Population modification techniques, whether or not they use GM mosquitoes, have in common:

– less of an impact, in principle, with regard to environmental and health risks, since they should not affect the density of mosquito populations. An assessment of the risks associated with the induced modification is still necessary;

– persistence and varying invasiveness of the modifications induced, with the need to consider the evolution and long-term effects of the factors responsible for these modifications (Wolbachia, transgenes), including their potential for transfer to other species.

Self-limiting techniques, whether or not they make use of mosquito release, and whether or not the released mosquitoes are GM, have in common:

– the advantage of being controllable and adjustable in the light of monitoring data;

– the drawback of calling for demanding maintenance in the long-term.

Self-sustaining techniques, whether or not they use GM mosquitoes, have in common:

– the advantage of not calling for maintenance or large-scale infrastructure;

– the drawback of being fairly inflexible, or even without the possibility of control (e.g., of intended spread affecting a whole species).

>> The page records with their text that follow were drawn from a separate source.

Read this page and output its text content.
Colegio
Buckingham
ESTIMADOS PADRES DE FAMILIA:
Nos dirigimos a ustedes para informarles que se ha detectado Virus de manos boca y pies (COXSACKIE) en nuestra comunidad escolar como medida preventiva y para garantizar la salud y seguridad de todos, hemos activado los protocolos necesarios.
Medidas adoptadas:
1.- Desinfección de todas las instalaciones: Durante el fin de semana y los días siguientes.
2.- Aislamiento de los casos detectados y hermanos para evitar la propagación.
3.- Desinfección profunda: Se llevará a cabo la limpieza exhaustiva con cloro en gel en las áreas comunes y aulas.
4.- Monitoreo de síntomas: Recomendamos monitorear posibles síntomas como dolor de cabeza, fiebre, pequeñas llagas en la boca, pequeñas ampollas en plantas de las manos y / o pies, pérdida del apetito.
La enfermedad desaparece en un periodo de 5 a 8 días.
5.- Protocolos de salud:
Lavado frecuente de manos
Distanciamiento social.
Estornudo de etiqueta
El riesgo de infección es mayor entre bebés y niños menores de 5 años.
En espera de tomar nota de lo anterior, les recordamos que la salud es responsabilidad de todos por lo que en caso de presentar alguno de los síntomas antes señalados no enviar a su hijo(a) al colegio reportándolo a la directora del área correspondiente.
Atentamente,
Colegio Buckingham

Complementarity of existing and emerging vector control techniques is well illustrated in Fig. 2, which represents the efficiency of the techniques depending on target population density.

Fig. 2 illustrates that:

– the efficacy of conventional methods of vector control is independent of density beyond a certain density threshold of the target mosquito population. Below this threshold, it declines with density until it is nullified before it can lead to elimination;

– conversely, reduction techniques such as the sterile insect technique SIT and the derived techniques such as RIDL and IIT can only be effective below a certain density threshold of the target mosquito population (depending on the ratio of released males to wild males and on the competitiveness of the males released in comparison with wild males). Beneath this threshold, they are all the more effective when the density is lower, thus leading to local elimination (referred to as “Eradication” on the figure) of the population.

These different context-dependent efficacy profiles for the various vector control techniques mean that compatible, complementary techniques ought to be combined in an integrated vector control approach.

As of now, gene drive techniques are still under development. Additional research is required before considering any field application, including reducing development of resistance, developing knowledge and procedures for assessing the long-term effects of gene drive on ecosystems, and strategies for controlling the spread of gene drive.

Self-limiting sterile insect techniques (SIT, RIDL, IIT) could be tested step by step on a precautionary basis for the purpose of contributing to vector control in French territories, depending on the vectors concerned, in combination with the conventional techniques currently used for integrated vector management. If successful, employing IIT, SIT or the RIDL technique would in particular help reduce insecticide use. In addition to a lesser risk of exposure for humans and ecosystems, lower insecticide use owing to the use of techniques based on mosquito release would preserve insecticide efficacy by lessening pressure for selection of resistance. This would thus enable insecticide use to be reserved specifically for epidemics and public health emergencies.

More generally, the choice between different existing and emerging vector control techniques or combinations of techniques should be informed by the intended objective, by vector biology and behavior, and by the epidemiological, environmental, and socio-economic context.